Cardiac excitation-contraction (E-C) coupling takes place in the narrow diadic cleft between the transverse-tubular membrane and the closely apposed terminal cisternae of the sarcoplasmic reticulum (SR). Within the cleft (which is only ∼15nm high and some 100nm wide) large clusters of SR Ca2+ release channels or ryanodine receptors (RyRs) are located. It is now generally accepted that the opening of these clusters of RyRs underlies the elementary events of muscle activation called “calcium sparks”, brief microscopic increases in intracellular Ca2+, which can be observed in heart cells loaded with fluorescent Ca2+ indicators such as fluo-3.
As a result of Ca2+ binding reactions and indicator diffusion Ca2+ spark records do not provide a direct measure of the time course of Ca2+ release. To robustly reconstruct the underlying Ca2+ release time course we developed novel algorithms in which a parametric Ca2+ spark model is fit to experimental records. Using this approach we calculated that the peak flux amplitude is ∼7-12pA suggesting that at least 15 RyRs contribute to a Ca2+ spark. To obtain further insight into the gating of RyRs underlying Ca2+ sparks we constructed a detailed Monte Carlo model of RyR gating and associated Ca2+ movements within the diad. In this model the movement of individual Ca2+ ions was traced and diffusion was implemented as a random walk. RyR gating was described by a phenomenological 4-state scheme (Stern et al., 1999) that included explicit inactivation. Our calculations suggest that the geometry of the diad and the RyR cluster can significantly affect the time course of release. In our spatially explicit model we observe waves of RyR openings originating at the initial site of activation. In elongated clusters of RyRs the time course of release therefore depends on the site of wave initiation while the total amount of Ca2+ that is released stays nearly constant.

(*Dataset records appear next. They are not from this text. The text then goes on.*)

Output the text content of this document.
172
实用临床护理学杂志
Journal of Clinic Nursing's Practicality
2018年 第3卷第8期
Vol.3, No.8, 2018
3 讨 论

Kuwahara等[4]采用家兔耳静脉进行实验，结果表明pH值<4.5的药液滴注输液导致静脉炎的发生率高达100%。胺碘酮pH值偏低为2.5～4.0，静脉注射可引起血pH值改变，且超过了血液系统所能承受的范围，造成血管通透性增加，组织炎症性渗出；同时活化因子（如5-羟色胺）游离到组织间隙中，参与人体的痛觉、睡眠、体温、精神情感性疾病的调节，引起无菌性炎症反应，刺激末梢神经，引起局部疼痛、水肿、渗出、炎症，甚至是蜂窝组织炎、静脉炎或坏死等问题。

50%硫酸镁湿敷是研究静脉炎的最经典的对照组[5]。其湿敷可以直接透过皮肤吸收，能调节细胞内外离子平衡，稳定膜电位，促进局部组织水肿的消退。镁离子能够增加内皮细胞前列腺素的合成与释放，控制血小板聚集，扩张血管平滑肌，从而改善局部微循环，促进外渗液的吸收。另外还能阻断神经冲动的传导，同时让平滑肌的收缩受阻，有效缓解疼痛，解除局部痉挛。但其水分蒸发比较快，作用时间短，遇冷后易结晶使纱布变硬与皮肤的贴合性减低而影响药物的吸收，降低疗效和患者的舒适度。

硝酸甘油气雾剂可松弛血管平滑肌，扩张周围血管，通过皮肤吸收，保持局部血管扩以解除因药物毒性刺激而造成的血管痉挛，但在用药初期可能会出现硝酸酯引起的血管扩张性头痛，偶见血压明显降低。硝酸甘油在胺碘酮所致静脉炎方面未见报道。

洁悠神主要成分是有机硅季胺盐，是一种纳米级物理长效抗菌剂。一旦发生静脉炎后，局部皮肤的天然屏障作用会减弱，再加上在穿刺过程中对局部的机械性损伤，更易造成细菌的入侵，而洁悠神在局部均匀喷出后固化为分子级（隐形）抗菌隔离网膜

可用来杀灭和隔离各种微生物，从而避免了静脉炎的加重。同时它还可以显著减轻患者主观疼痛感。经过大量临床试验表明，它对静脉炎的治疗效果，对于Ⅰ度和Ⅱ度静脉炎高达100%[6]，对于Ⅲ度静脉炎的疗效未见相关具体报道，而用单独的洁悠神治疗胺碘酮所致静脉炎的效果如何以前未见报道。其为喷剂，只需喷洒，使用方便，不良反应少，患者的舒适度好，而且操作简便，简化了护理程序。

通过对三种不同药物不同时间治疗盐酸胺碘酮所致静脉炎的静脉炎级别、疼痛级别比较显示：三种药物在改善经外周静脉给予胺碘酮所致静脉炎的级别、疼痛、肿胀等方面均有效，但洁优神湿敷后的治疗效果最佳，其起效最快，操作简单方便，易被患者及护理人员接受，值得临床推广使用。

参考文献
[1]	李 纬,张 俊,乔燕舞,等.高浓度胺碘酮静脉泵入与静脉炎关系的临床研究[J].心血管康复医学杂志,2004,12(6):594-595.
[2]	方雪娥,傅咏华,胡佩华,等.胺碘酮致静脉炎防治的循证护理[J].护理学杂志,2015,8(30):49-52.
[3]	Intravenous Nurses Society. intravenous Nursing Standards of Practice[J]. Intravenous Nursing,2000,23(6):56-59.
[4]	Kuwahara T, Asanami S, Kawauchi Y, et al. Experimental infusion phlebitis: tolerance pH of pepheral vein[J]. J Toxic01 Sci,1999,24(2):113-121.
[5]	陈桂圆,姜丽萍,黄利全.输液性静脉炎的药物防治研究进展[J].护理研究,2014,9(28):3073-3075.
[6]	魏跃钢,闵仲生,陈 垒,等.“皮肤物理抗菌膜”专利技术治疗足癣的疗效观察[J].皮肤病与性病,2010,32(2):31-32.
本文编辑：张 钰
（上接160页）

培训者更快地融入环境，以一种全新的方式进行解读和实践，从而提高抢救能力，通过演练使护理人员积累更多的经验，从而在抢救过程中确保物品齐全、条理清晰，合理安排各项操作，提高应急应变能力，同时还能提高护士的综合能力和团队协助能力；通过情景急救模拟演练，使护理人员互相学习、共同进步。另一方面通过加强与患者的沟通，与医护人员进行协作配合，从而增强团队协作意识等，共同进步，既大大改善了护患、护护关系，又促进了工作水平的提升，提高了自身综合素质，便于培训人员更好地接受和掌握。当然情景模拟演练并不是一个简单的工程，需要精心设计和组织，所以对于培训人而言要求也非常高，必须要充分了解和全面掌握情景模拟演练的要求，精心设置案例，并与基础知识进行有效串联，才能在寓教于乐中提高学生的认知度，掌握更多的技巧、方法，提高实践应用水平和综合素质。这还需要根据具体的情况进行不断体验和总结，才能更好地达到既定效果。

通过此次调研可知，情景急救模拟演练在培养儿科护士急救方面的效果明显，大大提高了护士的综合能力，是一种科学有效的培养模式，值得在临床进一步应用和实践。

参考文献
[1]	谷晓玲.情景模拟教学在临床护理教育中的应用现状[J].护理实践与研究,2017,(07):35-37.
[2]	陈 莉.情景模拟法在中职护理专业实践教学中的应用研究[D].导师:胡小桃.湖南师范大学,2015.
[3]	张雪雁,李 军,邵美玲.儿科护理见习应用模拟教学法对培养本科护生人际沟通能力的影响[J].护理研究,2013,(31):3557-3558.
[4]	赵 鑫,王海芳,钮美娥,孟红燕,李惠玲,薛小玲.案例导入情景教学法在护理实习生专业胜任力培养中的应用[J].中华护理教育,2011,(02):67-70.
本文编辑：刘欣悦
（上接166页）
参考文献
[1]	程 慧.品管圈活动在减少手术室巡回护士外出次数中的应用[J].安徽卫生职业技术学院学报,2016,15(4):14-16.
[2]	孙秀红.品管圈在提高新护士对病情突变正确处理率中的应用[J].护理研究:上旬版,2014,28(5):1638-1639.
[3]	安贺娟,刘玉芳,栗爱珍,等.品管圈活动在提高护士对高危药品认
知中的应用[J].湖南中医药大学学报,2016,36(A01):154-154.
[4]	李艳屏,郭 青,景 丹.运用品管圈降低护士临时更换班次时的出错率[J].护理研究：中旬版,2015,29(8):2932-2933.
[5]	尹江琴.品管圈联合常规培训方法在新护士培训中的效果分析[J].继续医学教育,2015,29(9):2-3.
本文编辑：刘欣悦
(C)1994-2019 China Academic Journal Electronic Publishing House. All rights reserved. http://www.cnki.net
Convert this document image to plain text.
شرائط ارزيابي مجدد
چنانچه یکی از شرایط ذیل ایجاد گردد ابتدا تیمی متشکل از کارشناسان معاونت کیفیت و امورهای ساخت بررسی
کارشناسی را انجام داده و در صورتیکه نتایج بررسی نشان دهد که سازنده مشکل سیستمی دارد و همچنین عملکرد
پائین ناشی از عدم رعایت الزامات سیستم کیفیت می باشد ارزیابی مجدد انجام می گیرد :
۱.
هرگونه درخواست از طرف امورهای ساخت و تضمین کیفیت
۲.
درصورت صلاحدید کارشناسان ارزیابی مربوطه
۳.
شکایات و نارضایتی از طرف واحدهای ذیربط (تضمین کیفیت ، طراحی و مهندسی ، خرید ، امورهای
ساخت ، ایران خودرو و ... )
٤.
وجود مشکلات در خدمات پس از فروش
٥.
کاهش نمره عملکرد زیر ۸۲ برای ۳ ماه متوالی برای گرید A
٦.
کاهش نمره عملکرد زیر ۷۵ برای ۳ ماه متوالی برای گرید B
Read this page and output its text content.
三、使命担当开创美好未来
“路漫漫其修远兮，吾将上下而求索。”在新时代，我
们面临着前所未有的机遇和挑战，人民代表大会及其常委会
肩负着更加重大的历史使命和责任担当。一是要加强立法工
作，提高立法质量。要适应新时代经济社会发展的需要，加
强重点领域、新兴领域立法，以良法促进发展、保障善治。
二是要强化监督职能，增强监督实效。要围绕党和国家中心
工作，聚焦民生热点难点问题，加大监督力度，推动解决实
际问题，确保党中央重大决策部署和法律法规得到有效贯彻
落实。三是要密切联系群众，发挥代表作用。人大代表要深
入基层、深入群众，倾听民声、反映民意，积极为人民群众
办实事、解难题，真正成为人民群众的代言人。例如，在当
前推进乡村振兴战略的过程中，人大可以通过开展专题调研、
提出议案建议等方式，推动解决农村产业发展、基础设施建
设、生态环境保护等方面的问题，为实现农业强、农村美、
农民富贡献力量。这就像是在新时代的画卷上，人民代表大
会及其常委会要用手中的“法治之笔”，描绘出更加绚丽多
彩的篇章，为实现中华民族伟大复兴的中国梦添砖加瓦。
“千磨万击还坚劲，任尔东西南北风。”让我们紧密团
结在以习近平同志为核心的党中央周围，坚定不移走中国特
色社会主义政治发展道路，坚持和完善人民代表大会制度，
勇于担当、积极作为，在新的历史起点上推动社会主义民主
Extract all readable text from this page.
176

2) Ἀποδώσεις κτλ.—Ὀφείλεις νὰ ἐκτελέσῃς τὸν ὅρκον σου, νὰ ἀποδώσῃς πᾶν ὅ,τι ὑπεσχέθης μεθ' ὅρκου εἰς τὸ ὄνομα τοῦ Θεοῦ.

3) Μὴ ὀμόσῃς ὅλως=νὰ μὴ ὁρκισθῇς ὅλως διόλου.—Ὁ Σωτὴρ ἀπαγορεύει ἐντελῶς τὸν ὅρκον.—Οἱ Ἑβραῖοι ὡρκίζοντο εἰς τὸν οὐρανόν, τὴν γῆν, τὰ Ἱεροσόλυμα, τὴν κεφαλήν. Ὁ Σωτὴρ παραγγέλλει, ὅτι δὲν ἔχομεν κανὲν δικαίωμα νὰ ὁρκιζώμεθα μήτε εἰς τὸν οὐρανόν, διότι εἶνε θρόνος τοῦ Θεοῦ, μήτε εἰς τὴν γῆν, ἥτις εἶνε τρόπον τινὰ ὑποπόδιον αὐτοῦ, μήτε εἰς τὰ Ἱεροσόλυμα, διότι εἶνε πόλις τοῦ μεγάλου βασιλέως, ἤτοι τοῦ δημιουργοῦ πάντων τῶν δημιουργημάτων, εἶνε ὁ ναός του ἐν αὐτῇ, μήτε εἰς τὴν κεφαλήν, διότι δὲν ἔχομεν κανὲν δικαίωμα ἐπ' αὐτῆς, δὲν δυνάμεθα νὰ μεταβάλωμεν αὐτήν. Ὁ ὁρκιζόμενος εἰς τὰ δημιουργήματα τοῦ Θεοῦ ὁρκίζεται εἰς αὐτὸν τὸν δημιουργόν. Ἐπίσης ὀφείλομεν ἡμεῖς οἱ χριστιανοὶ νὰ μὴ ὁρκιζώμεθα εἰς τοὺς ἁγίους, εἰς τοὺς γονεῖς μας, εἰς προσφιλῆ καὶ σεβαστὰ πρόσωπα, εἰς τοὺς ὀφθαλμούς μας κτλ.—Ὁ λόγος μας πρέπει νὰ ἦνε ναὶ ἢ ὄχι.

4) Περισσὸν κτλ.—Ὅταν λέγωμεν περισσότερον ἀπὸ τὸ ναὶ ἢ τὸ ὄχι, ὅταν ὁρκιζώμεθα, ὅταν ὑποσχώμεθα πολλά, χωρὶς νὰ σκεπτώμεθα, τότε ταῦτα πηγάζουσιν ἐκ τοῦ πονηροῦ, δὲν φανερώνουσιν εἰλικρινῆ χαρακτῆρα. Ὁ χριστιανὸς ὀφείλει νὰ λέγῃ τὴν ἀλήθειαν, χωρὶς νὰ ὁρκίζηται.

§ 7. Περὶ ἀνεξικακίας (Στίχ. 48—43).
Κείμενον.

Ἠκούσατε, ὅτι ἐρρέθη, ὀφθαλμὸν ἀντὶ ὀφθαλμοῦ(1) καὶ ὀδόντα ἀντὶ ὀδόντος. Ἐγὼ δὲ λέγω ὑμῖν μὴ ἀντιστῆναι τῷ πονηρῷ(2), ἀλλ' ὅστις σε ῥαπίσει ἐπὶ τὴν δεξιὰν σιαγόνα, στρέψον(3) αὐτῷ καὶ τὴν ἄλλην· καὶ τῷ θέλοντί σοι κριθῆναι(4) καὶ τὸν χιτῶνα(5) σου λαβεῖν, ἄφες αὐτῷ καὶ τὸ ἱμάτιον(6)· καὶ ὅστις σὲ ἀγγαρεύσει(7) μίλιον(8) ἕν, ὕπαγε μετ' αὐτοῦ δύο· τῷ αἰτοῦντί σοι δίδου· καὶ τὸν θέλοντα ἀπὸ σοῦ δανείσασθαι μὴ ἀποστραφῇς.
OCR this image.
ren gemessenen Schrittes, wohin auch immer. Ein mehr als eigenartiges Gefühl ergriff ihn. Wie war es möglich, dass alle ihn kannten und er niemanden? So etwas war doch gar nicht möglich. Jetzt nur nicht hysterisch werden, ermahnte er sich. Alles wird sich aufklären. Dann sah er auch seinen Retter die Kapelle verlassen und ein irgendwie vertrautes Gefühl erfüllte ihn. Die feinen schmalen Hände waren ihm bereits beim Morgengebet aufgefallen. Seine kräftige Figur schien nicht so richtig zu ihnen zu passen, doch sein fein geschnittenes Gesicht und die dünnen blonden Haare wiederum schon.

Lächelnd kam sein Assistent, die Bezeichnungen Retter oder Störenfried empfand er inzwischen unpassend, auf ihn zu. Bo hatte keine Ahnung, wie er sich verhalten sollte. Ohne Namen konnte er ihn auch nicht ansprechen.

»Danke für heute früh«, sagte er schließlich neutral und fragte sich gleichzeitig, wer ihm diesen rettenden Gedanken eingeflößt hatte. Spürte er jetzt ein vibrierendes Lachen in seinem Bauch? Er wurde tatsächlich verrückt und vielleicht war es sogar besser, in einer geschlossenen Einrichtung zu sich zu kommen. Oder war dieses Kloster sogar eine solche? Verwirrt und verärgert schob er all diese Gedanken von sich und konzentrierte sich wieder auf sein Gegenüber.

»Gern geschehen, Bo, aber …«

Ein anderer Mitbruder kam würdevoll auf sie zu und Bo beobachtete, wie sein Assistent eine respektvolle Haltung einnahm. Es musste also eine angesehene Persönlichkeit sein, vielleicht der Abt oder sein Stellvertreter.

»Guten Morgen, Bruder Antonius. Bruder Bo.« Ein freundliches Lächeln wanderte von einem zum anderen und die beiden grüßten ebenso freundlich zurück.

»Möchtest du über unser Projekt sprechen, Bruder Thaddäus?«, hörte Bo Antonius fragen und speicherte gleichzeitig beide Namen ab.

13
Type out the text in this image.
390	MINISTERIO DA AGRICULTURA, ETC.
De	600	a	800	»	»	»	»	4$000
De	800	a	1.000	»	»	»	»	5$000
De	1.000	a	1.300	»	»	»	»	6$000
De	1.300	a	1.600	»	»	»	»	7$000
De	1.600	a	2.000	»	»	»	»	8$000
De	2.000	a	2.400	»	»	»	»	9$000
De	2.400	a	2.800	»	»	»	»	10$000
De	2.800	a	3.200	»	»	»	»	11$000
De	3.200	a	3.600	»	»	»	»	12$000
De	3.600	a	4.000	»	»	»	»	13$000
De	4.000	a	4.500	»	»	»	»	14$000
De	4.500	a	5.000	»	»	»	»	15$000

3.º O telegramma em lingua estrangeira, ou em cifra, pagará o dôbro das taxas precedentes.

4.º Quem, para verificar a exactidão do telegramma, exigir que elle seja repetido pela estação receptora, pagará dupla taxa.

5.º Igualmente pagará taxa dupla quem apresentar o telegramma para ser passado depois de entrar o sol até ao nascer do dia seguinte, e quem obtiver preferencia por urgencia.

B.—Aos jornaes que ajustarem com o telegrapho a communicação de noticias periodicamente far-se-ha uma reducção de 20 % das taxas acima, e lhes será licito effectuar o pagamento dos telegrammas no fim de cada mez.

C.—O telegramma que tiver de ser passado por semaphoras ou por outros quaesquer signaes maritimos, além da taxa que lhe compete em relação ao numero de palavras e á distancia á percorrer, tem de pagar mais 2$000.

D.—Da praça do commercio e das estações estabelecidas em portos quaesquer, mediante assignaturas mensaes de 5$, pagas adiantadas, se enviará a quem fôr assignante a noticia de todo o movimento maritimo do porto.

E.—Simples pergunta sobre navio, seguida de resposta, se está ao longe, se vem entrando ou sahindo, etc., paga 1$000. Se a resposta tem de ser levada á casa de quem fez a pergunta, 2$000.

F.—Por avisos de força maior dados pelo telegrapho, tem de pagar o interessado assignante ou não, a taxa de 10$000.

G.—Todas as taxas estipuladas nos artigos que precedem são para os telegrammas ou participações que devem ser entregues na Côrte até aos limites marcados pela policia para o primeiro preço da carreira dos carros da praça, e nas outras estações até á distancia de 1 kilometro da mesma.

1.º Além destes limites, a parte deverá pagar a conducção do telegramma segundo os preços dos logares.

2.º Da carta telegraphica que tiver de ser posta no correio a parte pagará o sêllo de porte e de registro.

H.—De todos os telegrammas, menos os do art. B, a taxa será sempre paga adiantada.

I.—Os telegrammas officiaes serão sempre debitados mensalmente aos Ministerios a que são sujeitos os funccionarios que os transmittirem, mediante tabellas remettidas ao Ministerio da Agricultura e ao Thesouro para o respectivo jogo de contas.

We also explored the effect of allosteric coupling between RyRs on the gating of large RyR clusters in the model. Allosteric coupling was implemented as a nearest neighbour interaction where transition rates of receptors in the cluster were modified based on the state of adjacent RyRs. With moderate coupling our model generated a mean Ca2+ release time course that was similar to that reconstructed from experimental sparks. On the other hand, strong coupling resulted in increased variability and duration of the Ca2+ release time course.
It has been suggested that the protein FKBP12.6 may be the molecular basis of allosteric coupling between RyRs. To test this idea we recorded sparks in the presence of FK506, a drug which removes FKBP12.6 from RyRs. Analysis of our data suggests that, although the amplitude of Ca2+ sparks is reduced in FK506 (as compared to control sparks), the decay time and variability of Ca2+ sparks is only weakly changed by 50 μM FK506 which argues against a significant role of FKBP12.6 in coupling RyR gating.
We are currently extending the model to investigate other RyR gating schemes and the effect of local SR depletion on cluster gating. Our work suggests that the combination of mathematical modelling with high resolution Ca2+ imaging will provide valuable insight into cardiac E-C coupling.
Stern, M.D., Song, L.S., Cheng, H.P., Sham, J.S.K., Yang, H.T., Boheler, K.R. & Rios, E. (1999) Journal of General Physiology,, 113:469-489.